Medicaid Cap: A Bad Deal that Gets Worse Over Time

As we’ve explained, the Senate Leadership bill to “repeal and replace” the ACA includes a cap on federal Medicaid payments to states with two budget dials: a limit on annual growth and a separate reduction for states that spend more on their Medicaid beneficiaries.  These dials are designed to lower federal spending, and it turns out that they work as intended.

Consider yesterday’s CBO estimate of federal Medicaid spending under the Senate Better Care Reconciliation Act in the years 2027-2036. You’ll remember that CBO had previously estimated that under the bill, the federal government would spend 26% less in 2026 than it would under current law.  The new CBO estimate is that ten years later, the federal government will spend 35% less.

Why? The bill doesn’t bend the cost curve it just bends the federal government spending downward, shifting costs and risks to states. The Senate Leadership bill dials down the annual growth rate from CPI-M (projected at 3.7%) or CPI-M plus 1 (4.7%) in 2024 to CPI-U (projected at 2.4%) in 2025 and leaves it there each year thereafter, in perpetuity. Over time, those small percentage point changes produce huge swings in funding. The result is a steep—35% drop in federal payments to states in 2036 – down from an already huge shortfall ($160 billion, or 26%, in 2026).

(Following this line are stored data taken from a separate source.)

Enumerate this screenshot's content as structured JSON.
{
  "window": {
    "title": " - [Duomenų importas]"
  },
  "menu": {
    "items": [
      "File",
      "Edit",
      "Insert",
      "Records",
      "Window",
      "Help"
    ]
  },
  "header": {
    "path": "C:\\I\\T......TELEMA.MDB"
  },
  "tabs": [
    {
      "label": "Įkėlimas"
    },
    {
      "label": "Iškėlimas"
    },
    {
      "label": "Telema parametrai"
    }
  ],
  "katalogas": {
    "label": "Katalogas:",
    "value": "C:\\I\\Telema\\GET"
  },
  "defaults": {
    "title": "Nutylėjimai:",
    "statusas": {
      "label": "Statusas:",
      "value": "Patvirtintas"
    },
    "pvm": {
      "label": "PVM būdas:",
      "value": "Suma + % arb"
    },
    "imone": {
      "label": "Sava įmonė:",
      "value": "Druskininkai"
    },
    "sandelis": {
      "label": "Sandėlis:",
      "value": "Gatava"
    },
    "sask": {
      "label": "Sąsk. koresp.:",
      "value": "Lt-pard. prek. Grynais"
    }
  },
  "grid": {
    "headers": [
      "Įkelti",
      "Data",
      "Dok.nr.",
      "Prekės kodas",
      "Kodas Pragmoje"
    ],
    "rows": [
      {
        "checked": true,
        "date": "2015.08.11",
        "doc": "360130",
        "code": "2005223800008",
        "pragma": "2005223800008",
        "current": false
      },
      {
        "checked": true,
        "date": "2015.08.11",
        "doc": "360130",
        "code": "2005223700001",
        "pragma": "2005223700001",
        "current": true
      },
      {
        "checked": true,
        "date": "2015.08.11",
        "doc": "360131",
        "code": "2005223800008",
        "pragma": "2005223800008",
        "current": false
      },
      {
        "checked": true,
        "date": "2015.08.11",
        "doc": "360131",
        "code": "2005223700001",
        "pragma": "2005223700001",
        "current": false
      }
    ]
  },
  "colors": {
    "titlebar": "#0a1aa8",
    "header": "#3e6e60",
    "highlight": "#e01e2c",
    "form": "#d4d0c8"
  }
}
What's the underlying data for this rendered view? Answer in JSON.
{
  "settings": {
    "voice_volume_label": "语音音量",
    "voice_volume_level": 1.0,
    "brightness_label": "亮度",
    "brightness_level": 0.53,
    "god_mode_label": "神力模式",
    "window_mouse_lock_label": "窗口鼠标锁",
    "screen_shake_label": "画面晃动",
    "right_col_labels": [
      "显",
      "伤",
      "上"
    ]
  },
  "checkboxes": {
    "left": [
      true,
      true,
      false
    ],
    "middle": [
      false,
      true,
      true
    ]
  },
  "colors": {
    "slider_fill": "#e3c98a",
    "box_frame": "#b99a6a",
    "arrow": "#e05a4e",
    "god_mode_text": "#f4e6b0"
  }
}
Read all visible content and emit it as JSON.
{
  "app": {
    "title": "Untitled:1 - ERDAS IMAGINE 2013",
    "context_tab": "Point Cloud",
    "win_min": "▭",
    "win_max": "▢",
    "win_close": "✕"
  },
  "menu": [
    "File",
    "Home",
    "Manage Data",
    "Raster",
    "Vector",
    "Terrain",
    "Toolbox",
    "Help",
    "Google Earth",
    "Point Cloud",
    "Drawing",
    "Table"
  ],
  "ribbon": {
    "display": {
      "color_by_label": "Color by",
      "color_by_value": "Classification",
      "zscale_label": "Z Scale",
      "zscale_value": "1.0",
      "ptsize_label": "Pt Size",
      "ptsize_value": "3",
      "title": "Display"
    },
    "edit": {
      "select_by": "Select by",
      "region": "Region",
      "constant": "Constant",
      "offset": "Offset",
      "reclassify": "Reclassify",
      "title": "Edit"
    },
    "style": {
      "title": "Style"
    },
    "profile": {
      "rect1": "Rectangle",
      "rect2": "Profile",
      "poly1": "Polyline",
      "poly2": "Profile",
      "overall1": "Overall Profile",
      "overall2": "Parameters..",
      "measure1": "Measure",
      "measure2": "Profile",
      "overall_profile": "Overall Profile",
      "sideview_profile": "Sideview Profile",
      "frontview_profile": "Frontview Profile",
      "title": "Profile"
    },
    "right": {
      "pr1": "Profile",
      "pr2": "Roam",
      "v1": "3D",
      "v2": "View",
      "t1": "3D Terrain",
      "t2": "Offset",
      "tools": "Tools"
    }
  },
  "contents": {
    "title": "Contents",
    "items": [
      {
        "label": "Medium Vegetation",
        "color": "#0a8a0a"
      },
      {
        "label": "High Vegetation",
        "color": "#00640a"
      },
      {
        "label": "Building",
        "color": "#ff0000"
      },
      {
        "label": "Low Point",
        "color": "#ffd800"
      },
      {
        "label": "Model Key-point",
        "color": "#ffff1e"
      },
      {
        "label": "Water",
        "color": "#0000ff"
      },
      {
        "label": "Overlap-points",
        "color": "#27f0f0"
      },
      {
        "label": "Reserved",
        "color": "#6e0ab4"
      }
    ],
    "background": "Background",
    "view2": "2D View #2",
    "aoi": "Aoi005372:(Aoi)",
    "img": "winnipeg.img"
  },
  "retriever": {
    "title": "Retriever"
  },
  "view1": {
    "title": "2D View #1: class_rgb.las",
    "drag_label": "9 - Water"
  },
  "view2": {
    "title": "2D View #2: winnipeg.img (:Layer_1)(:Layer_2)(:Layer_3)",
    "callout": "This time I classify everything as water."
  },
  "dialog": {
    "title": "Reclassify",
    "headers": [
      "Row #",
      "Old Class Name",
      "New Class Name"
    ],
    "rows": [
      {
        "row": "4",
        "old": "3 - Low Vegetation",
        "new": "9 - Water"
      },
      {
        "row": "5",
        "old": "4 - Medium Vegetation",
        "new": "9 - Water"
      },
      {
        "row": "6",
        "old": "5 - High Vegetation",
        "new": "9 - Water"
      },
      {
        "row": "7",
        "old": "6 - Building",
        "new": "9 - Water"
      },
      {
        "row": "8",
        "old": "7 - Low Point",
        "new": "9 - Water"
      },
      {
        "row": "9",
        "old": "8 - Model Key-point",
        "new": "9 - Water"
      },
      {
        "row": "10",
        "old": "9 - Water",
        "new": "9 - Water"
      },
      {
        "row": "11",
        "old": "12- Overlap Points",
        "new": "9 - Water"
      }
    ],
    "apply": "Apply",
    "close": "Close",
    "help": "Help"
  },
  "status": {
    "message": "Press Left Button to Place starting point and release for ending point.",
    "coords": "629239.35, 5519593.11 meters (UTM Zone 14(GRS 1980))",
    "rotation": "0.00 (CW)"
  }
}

The point is not whether the right number is 35% in 2036. As CBO emphasizes, the estimate is “inherently inexact.” The point is that the annual growth rate of the cap can—and surely will—be dialed down to achieve federal budget targets, just as the Senate Leadership dialed down the House version of the cap in 2025 and beyond.  As Governor Ducey of Arizona wrote to Congress: “this policy change will result in the single largest transfer of risk ever from the federal government to the states.” States will be left to pick up the pieces. Their choices are not good – raise new revenues, find money elsewhere in their budgets, or reduce spending on Medicaid by cutting payments to providers and managed care plans, discontinuing optional services, and/or restricting enrollment.

Of course, what can be dialed down can be dialed up, and then down again. The Senate Leadership may decide, for tactical reasons, that these cuts in federal Medicaid spending are too deep and return to a higher growth rate in 2025 in order to improve their bill’s chances of enactment. But once the cap is in place, it becomes a permanent budget platform that will be irresistible for federal policymakers looking for “savings” to keep their hands off. Just dial down the growth rate next year or the year after as federal budget priorities require.

In short, the only winner from a Medicaid cap is the federal legislator who gets to shift the funding taken out of Medicaid to fund his/her favorite tax cut or spending project. It’s is a bad deal for states, localities, providers, and children and families. Not just in the short term. Not just in the long run. Forever.

Andy Schneider is a Research Professor at the Georgetown University McCourt School of Public Policy.